O abade não sabia a que santo se apegar. Mandou a todas as escolas, mas os doutores mais famosos pela sua sciencia, não lhe souberam dar resposta. No entanto os dias iam correndo, e a época fatal aproximava-se; já não faltava senão um mez, já não faltavam senão semanas, e afinal só dias. O abade, que n'outro tempo era gordo e anafado, estava magro como um esqueleto. Perdèra o somno e o appetite. Andava errante nos bosques lamentando a sua desgraça, quando se encontrou com o seu pastor.
— Bons dias senhor abade. Parece que está mais magro! Está doente?»
— Estou, meu caro Felix, estou muito doente.»
— Oh! meu rico amigo, eu lhe darei alguma erva que o possa curar.»

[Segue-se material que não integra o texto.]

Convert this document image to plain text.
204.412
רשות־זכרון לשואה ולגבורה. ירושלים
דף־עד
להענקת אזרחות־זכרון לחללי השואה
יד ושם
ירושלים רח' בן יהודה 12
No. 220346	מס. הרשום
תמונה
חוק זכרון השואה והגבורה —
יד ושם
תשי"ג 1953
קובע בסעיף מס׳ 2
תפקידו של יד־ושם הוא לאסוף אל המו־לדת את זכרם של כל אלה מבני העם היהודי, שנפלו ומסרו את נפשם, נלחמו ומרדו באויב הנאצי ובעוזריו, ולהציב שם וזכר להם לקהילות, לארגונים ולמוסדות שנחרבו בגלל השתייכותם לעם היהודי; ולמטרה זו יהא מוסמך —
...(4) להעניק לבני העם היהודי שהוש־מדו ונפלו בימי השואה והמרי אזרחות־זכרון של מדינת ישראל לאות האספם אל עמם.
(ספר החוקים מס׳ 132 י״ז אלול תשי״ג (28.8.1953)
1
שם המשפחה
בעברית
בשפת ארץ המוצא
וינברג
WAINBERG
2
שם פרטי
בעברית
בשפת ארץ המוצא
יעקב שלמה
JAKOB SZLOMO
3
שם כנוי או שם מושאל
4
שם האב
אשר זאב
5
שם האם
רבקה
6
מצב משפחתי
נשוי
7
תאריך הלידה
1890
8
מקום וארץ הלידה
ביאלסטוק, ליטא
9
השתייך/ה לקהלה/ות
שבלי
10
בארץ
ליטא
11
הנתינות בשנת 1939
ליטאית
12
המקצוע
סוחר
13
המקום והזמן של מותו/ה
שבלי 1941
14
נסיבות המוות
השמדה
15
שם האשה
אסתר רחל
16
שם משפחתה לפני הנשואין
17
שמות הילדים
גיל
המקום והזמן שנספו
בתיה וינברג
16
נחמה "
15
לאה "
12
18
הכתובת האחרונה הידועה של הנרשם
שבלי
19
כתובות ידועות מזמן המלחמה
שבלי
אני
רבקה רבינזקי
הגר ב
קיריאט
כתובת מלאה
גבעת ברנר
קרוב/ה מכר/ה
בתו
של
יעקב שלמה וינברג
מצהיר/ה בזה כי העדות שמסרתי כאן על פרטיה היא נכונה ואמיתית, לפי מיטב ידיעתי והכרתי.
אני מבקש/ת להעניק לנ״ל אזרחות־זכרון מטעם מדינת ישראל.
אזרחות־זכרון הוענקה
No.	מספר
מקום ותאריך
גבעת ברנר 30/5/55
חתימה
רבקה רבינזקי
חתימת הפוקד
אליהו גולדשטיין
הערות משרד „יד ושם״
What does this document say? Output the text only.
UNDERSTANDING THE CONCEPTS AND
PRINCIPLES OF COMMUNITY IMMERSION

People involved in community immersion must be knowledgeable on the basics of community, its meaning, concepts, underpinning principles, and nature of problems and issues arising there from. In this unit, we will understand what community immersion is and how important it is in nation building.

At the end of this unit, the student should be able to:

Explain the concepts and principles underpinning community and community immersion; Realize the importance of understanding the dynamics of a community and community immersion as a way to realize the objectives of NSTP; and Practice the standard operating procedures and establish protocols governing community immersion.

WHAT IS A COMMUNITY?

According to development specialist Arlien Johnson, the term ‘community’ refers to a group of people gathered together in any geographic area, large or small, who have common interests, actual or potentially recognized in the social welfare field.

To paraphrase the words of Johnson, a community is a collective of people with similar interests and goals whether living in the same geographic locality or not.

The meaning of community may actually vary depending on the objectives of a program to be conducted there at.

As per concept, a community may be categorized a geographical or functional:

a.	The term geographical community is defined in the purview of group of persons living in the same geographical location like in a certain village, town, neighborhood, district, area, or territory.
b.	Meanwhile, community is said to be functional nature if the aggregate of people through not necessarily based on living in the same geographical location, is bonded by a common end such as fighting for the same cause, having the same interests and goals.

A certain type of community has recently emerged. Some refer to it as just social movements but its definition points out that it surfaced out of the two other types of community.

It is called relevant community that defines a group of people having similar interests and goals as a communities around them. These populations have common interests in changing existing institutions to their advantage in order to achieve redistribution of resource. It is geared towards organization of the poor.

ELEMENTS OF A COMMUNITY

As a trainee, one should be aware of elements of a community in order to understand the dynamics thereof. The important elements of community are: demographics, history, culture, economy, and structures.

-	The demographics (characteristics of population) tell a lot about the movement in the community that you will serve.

— Infelizmente não são ervas que eu preciso, mas resposta ás minhas tres perguntas.»
— É então latim?»
— Não, não é latim, senão os doutores tinham-me arranjado tudo.»
— Visto que não é latim, queira v. rev.ma dizer-me o que é: minha mãe era uma pobre de Christo, mas tinha resposta para tudo.»
Quando o abade lhe formulou as tres perguntas, o pastor atirou com o barrete ao ar, e disse-lhe:
— Se é apenas isso, eu me encarrego de responder por si, e v. rev..ma póde continuar a engordar; mas para isso é necessario que eu vista o seu habito.»
Quando chegou o dia, o pastor disfarçado com o habito do abade de S. Gall, foi introduzido na sala onde o imperador presidia o conselho imperial.
— Então, senhor abade, parece que está mais magro, deu-lhe muito que pensar a chave do enigma? Vamos lá a ver a primeira pergunta: Quanto valho eu em dinheiro?»
— Senhor, o filho de Deus Nosso Senhor Jesus Christo foi vendido por trinta dinheiros, sua magestade vale á justa vinte e nove, só um dinheiro menos.»
— Bravo, senhor abade, a resposta é habil, e na realidade não posso deixar de me mostrar satisfeito. Mas vamos á segunda pergunta, não ha de ser tão facil dar a resposta. Vamos lá a ver: quanto tempo levaria eu a dar a volta ao mundo?»
— Senhor, se vossa magestade se levantar ao romper do dia e poder seguir constantemente passo a passo o sol no seu giro, bastam-lhe vinte e quatro horas.»
— Decididamente, v. rev.ma é um grande finorio, e d'esta vez, confesso-me vencido; mas a terceira, não d'essas á que se responde com supposições. Quem lhe ha de dizer o que eu estou pensando, e como me ha de provar que este pensamento é um erro? Tem a palavra senhor abade.»
— Senhor: Vossa magestade imagina que eu sou o abade de S. Gall; está enganado, porque eu sou o seu pastor.»
— Mas então tu é que deves ser o abade de S. Gall, e desde já o ficas sendo.»
— Não sei latim, mas, se vossa magestade quer fazer-me um favor, peco-lhe outra cousa.»
— Não tens mais que fallar.»
— Peço a vossa magestade que perdoe ao meu amigo.»
Carlos Magno não era homem que faltasse á sua palavra.